“I want to bridle you,” God announced, to which I replied, “But God, won’t that destroy the person I am?”
And God said, “Yes.”
Which did not seem at all like good news to me.
I happen to like my unbridled life. I like being able to go where I want to go and do what I want to do. I don’t live in open rebellion; there are no big, obvious sins. I just like doing things the way I like doing them. I have yet to figure out what a full plate means (can’t you just get a bigger plate?). I might whine about my frenzied activity and run a few people over in the process but I happen to like my life.
What is so wrong with that, God?
To which God reiterated, “I want to bridle you.”
All I could think of was one of those horses at the fair attached by a chain to a metal pole, forced to walk in circles while scared children get their pictures taken on them. Please, God … not that.
But God didn’t seem phased by my concern, so now I’m having to learn what this means.
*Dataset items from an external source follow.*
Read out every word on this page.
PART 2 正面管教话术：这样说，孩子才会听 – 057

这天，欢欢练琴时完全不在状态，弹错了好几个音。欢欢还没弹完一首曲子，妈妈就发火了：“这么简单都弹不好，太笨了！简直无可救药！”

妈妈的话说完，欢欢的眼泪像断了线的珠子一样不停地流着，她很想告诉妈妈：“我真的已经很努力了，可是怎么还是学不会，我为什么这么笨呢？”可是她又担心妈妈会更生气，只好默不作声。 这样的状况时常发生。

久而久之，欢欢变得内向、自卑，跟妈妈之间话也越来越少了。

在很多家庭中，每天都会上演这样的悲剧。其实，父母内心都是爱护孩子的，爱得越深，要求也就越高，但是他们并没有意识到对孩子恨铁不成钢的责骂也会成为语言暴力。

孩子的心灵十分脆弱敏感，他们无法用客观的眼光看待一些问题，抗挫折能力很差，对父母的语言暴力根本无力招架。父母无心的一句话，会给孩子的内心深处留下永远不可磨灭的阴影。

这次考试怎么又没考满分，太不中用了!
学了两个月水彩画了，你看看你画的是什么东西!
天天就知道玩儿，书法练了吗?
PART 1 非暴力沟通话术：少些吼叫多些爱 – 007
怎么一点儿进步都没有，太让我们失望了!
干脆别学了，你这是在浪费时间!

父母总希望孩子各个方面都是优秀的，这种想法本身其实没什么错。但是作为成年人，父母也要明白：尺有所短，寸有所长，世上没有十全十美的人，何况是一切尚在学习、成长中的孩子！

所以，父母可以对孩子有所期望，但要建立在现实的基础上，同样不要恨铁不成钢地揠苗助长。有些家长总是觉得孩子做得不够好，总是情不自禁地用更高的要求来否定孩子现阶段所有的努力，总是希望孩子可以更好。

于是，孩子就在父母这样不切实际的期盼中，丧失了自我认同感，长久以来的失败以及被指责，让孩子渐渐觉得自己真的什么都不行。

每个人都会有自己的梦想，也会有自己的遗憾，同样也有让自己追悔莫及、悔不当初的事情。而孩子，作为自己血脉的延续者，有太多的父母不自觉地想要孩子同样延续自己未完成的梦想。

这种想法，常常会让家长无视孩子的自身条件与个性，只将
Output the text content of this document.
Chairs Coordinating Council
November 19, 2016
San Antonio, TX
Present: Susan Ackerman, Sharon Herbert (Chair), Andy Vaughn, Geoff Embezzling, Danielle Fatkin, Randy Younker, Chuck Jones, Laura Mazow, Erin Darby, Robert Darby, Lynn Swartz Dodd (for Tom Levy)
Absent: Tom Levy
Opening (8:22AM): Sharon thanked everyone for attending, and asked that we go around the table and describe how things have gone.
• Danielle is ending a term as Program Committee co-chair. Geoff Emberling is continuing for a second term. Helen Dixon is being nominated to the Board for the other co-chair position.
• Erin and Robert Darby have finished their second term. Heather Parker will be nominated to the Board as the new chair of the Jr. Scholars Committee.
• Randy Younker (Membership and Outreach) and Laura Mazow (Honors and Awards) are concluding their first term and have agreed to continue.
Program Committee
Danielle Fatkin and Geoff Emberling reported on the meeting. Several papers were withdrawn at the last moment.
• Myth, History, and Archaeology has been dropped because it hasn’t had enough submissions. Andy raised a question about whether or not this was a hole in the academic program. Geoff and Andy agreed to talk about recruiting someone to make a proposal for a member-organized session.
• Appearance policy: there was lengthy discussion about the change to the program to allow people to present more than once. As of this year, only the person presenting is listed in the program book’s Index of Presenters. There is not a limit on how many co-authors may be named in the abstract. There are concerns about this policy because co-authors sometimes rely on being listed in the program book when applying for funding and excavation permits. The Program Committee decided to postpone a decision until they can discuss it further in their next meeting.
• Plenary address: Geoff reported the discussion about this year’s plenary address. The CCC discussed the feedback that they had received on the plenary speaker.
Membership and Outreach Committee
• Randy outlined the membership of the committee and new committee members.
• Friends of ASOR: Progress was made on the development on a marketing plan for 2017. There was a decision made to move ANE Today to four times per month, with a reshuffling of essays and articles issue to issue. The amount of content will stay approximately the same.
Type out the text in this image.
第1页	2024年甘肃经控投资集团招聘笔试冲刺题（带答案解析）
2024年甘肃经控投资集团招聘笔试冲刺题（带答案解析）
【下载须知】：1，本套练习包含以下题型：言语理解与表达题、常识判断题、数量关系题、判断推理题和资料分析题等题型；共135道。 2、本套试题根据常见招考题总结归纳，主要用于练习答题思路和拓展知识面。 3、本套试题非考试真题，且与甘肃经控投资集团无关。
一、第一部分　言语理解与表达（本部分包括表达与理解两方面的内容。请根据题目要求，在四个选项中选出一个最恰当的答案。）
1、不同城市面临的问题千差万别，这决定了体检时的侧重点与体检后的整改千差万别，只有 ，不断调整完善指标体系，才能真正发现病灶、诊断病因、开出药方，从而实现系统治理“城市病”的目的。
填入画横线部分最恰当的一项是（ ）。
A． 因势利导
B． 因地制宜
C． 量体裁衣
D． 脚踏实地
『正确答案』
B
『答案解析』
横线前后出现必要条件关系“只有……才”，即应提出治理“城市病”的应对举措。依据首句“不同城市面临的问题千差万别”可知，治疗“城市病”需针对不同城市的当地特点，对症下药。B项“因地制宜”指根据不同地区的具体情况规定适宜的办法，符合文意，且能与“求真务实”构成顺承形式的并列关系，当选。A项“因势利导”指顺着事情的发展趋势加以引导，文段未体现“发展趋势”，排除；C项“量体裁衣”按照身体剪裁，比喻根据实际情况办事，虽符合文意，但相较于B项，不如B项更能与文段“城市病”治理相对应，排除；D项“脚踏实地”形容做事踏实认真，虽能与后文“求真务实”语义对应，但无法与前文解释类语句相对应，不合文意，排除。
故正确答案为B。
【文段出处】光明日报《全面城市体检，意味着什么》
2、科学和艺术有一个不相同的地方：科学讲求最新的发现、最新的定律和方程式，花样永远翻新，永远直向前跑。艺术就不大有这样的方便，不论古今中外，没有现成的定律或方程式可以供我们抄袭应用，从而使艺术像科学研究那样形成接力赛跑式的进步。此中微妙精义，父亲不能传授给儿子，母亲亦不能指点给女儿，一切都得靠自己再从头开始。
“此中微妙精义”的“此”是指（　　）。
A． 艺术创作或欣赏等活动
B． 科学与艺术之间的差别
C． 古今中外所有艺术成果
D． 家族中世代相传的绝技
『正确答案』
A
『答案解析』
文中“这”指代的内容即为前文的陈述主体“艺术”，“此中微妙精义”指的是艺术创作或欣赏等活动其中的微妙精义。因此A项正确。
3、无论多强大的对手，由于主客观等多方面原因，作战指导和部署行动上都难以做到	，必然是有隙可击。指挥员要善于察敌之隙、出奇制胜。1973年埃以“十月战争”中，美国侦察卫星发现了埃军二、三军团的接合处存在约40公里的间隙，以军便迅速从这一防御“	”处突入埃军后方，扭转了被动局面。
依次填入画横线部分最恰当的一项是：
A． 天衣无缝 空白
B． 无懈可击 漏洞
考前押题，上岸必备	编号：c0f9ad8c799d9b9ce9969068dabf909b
It turns out that good bridle training isn’t about control at all. Good bridling doesn’t work against the horse but in partnership with him. A bridle is what creates the relationship between a horse and rider. Without a bridle, there is no relationship, no ability to guide the horse in the direction you want him to go.
A webpage about bridling sounds suspiciously more like discipleship than horse training: “The principle foundation in a true bridle horse is spirit, heart, and relationship. While nature takes care of building the spirit and heart in a horse, the horseman is responsible from birth for the relationship … A true bridle horse is a true partnership, where both the horse and the rider understand each other well enough to work as a single thought.”
Let that sink in: Good bridling is a true partnership, where both partners understand each other well enough to work as a single thought.
Is that what God is asking of me? To sync up our relationship such that I actually take on the mind of Christ? Learn to think his thoughts and then move by them?
If this is what God means, then this word is brilliant. And it gets better. There is a kind of bridle-training called relationship riding which uses a bitless bridle. That means the guidance is not pain-based or fear-based but a kind of communication between horse and rider built on trust and respect. “This is a process that builds relationships gradually—there are no shortcuts,” a website teaches. “The journey is as important as the destination … Constant feedback is a key requirement for success.”
“I want to bridle you,” God said, and that has launched me on a most remarkable season of spiritual exploration. In the process of figuring out what God means, I am discovering the strength and beauty of spiritual discipline. I’m discovering that if growth is hard, it is also fruit–bearing.
In fact, I am now convinced that discipline is not only the key to spiritual maturity and effective fruit-bearing, but also the root of all joy. It is exactly what Jesus said: the secret is in the abiding, not in the accomplishments but in a relationship that is in rhythm with God’s ways and in sync with his commands.
It is a true partnership, where both partners understand each other well enough to work as a single thought. In this kind of partnership, the journey is no longer a fight against a rebellious spirit. It is something more like a dance. It is the best kind of intimate relationship.
Bridle me, Father, and make my life worthy of its Master.